Nadella Warns Enterprises Pay Twice For Proprietary AI Models
Microsoft CEO Satya Nadella warned companies using proprietary AI models may pay with both tokens and internal knowledge, according to TechCrunch. Solo.io, Vercel and OpenRouter supplied evidence of interest in on-premise and open models, while customer-level cost savings and security outcomes remain undisclosed.

Microsoft chief executive Satya Nadella has warned that companies using proprietary AI models may pay once for tokens and again with the internal knowledge they reveal, according to TechCrunch.
Nadella made the argument in a Sunday blog post.

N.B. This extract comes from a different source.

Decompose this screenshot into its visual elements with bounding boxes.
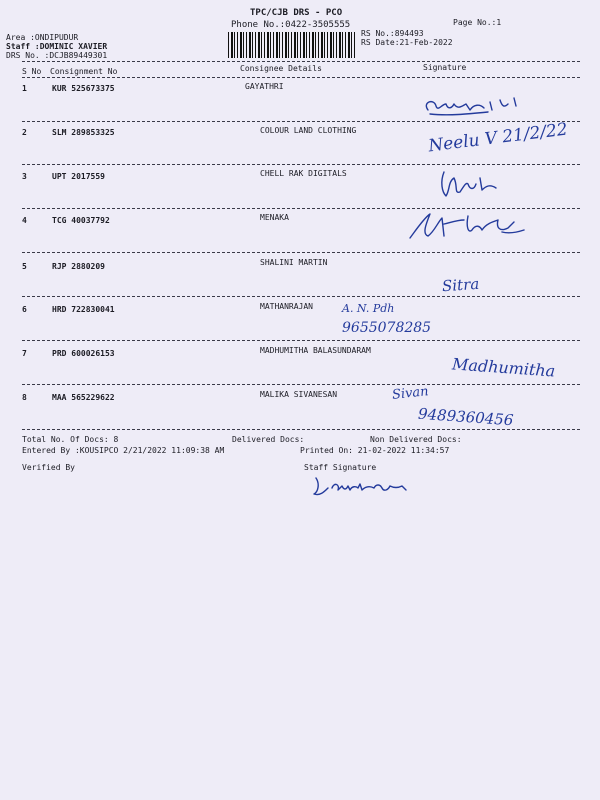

He wrote that buyers pay for AI token usage while also giving model providers prompts, feedback and business context that can become part of what the systems learn from customer interaction.

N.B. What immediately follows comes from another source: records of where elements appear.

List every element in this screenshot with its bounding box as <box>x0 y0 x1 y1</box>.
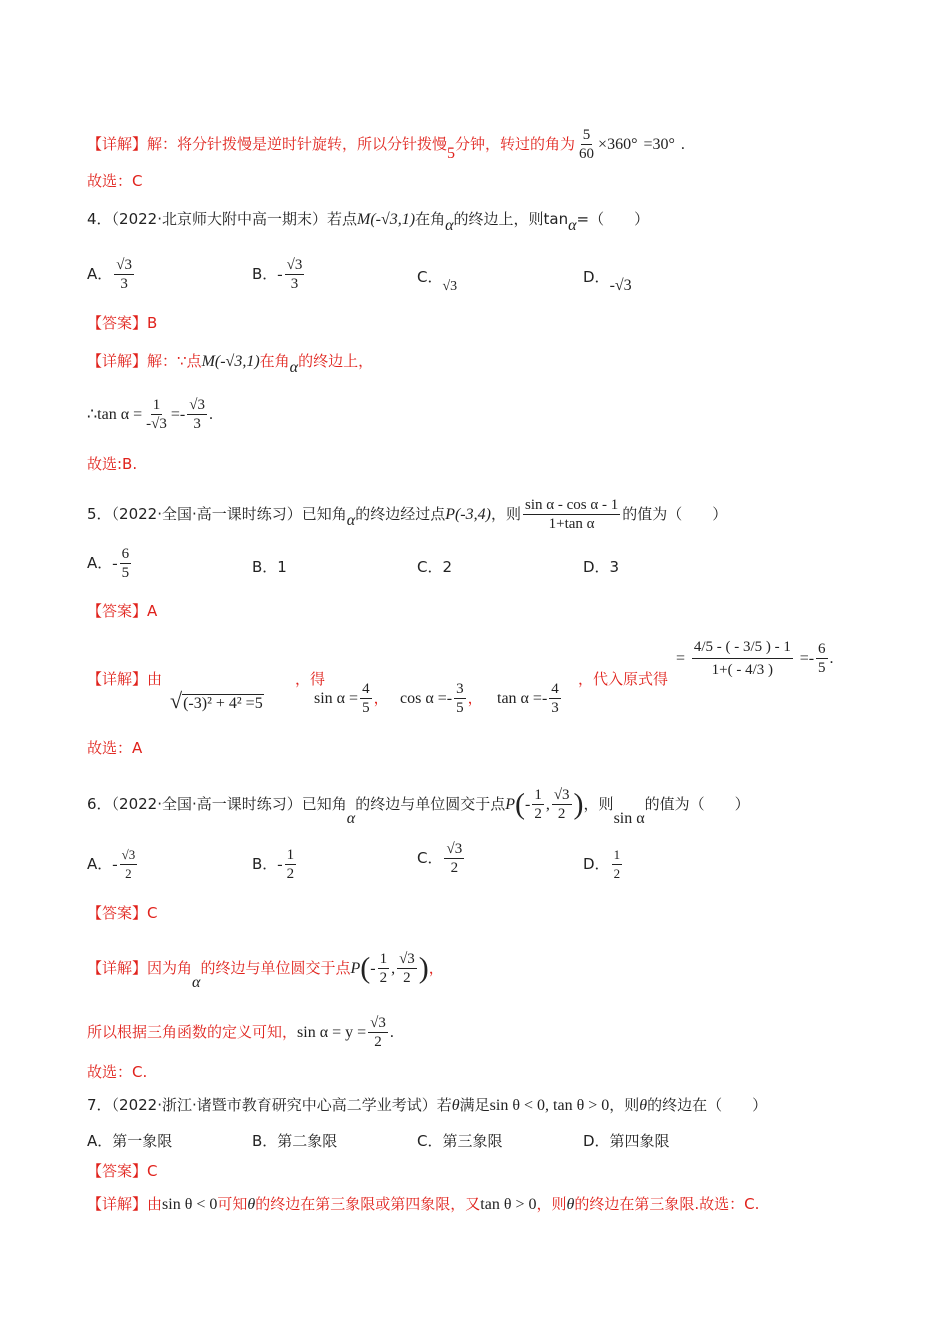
q6-calc: 所以根据三角函数的定义可知，sin α = y = $\frac{√3}{2}$ . <box>87 1015 394 1050</box>
q7-detail: 【详解】由sin θ < 0可知θ的终边在第三象限或第四象限，又tan θ > 0，则θ的终边在第三象限.故选：C. <box>87 1195 760 1213</box>
q4-answer: 【答案】B <box>87 314 158 332</box>
q4-option-a[interactable]: A． $\frac{√3}{3}$ <box>87 257 132 292</box>
q5-choice: 故选：A <box>87 739 143 757</box>
fraction-5-60: $\frac{5}{60}$ <box>579 127 595 162</box>
q3-choice: 故选：C <box>87 172 143 190</box>
q6-option-c[interactable]: C． $\frac{√3}{2}$ <box>417 841 463 876</box>
q4-detail: 【详解】解：∵点M(-√3,1)在角α的终边上， <box>87 352 374 376</box>
q5-detail-c: ，代入原式得 <box>578 670 669 688</box>
q6-option-a[interactable]: A．- $\frac{√3}{2}$ <box>87 847 136 881</box>
q6-stem: 6．（2022·全国·高一课时练习）已知角α的终边与单位圆交于点P(- $\frac{1}{2}$ , $\frac{√3}{2}$ )，则sin α的值为（ ） <box>87 787 750 827</box>
q5-detail-b: ，得 <box>295 670 326 688</box>
q6-detail: 【详解】因为角α的终边与单位圆交于点P(- $\frac{1}{2}$ , $\frac{√3}{2}$ )， <box>87 951 444 991</box>
q5-sin: sin α = $\frac{4}{5}$ ， <box>314 681 389 716</box>
q5-stem: 5．（2022·全国·高一课时练习）已知角α的终边经过点P(-3,4)，则 $\frac{\text{sin α - cos α - 1}}{\text{1+tan α}}$ 的值为（ ） <box>87 497 728 532</box>
q3-detail: 【详解】解：将分针拨慢是逆时针旋转，所以分针拨慢5分钟，转过的角为 $\frac{5}{60}$ ×360° =30° . <box>87 127 685 162</box>
q4-calc: ∴tan α = $\frac{1}{-√3}$ =- $\frac{√3}{3}$ . <box>87 397 213 432</box>
q5-option-a[interactable]: A．- $\frac{6}{5}$ <box>87 546 130 581</box>
q5-option-d[interactable]: D．3 <box>583 558 620 576</box>
q5-result: = $\frac{4/5 - ( - 3/5 ) - 1}{1+( - 4/3 )}$ =- $\frac{6}{5}$ . <box>676 636 834 681</box>
q7-option-b[interactable]: B．第二象限 <box>252 1132 338 1150</box>
q6-option-d[interactable]: D． $\frac{1}{2}$ <box>583 847 621 881</box>
q7-answer: 【答案】C <box>87 1162 158 1180</box>
q6-choice: 故选：C. <box>87 1063 148 1081</box>
q4-option-b[interactable]: B．- $\frac{√3}{3}$ <box>252 257 303 292</box>
q5-cos: cos α =- $\frac{3}{5}$ ， <box>400 681 483 716</box>
q7-option-d[interactable]: D．第四象限 <box>583 1132 670 1150</box>
q5-option-b[interactable]: B．1 <box>252 558 287 576</box>
q7-stem: 7．（2022·浙江·诸暨市教育研究中心高二学业考试）若θ满足sin θ < 0, tan θ > 0，则θ的终边在（ ） <box>87 1096 768 1114</box>
q4-stem: 4．（2022·北京师大附中高一期末）若点M(-√3,1)在角α的终边上，则tanα=（ ） <box>87 210 650 234</box>
q4-choice: 故选:B. <box>87 455 138 473</box>
q4-option-d[interactable]: D．-√3 <box>583 268 632 294</box>
q6-answer: 【答案】C <box>87 904 158 922</box>
q5-detail: 【详解】由 <box>87 670 163 688</box>
q4-option-c[interactable]: C．√3 <box>417 268 458 294</box>
q7-option-a[interactable]: A．第一象限 <box>87 1132 173 1150</box>
q5-root: √(-3)² + 4² =5 <box>170 688 263 713</box>
q5-tan: tan α =- $\frac{4}{3}$ <box>497 681 559 716</box>
q5-answer: 【答案】A <box>87 602 158 620</box>
q7-option-c[interactable]: C．第三象限 <box>417 1132 503 1150</box>
q6-option-b[interactable]: B．- $\frac{1}{2}$ <box>252 847 295 882</box>
q5-option-c[interactable]: C．2 <box>417 558 453 576</box>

Nadella Says Customers Pay With Money And Knowledge
TechCrunch quoted Nadella as writing that users pay for intelligence twice: once with money and again with the proprietary knowledge they must reveal to make that intelligence useful.
He said corrections, prompts and tools used by agents can become institutional know-how.
Nadella's position is aimed at model providers that reserve the right to learn from customer usage and interaction data, according to the report.
His proposed answer is for companies to retain ownership of prompts, feedback and related data through proprietary learning environments and orchestration layers.
Orchestration layers let companies switch between AI models from different providers instead of being locked into one, according to the report.
That approach was linked to AI gateways and to Microsoft Azure as the kind of cloud environment Nadella would naturally favour.
Solo.io Describes Customers Testing On-Premise Open Models
Idit Levine, founder and chief executive of Solo.io, told TechCrunch that some customers move from proprietary model experiments to asking whether they can run open source models on-premise.
Solo.io sells networking and security software for enterprise AI systems.
Levine said those customers ask whether an open model can do almost 90% of what a larger proprietary model does while costing less and remaining under company control.
Solo.io's technology was selected last year to power the Linux Foundation's Agentgateway project, according to the report.
Solo.io counts T-Mobile, ADP and SAP as customers, according to the report.
Levine's evidence was presented as customer-observed demand for control, not as proof that every enterprise workload can move away from proprietary models.
Vercel And OpenRouter Traffic Adds Gateway Evidence
Vercel and OpenRouter are also seeing more traffic routed to open models, according to the report.
Vercel is known for website building and hosting and has added AI model-switching tools, while OpenRouter helps developers route requests across different AI models.
Vercel's gateway sent 29% of last month's routed traffic to open models, according to the report.
The figure was used as gateway-traffic evidence for open-model interest, not as a full measure of enterprise production deployment.
Nadella's comments sit inside a broader argument over whether model makers can train on public data while preventing customers from distilling their models.
The report noted that Anthropic accused Chinese open source models in February of sending millions of prompts to Claude to improve their own models and urged the U.S. government to tighten export controls.
Enterprise AI Savings And Security Outcomes Remain Unnamed
The report gives named evidence for enterprise concern, gateway traffic and on-premise interest, but measured customer outcomes remain outside the public record.
The remaining public-record gaps are customer-level AI cost savings, audited security improvements, model-switching contract terms and production workloads moved from proprietary models to open models.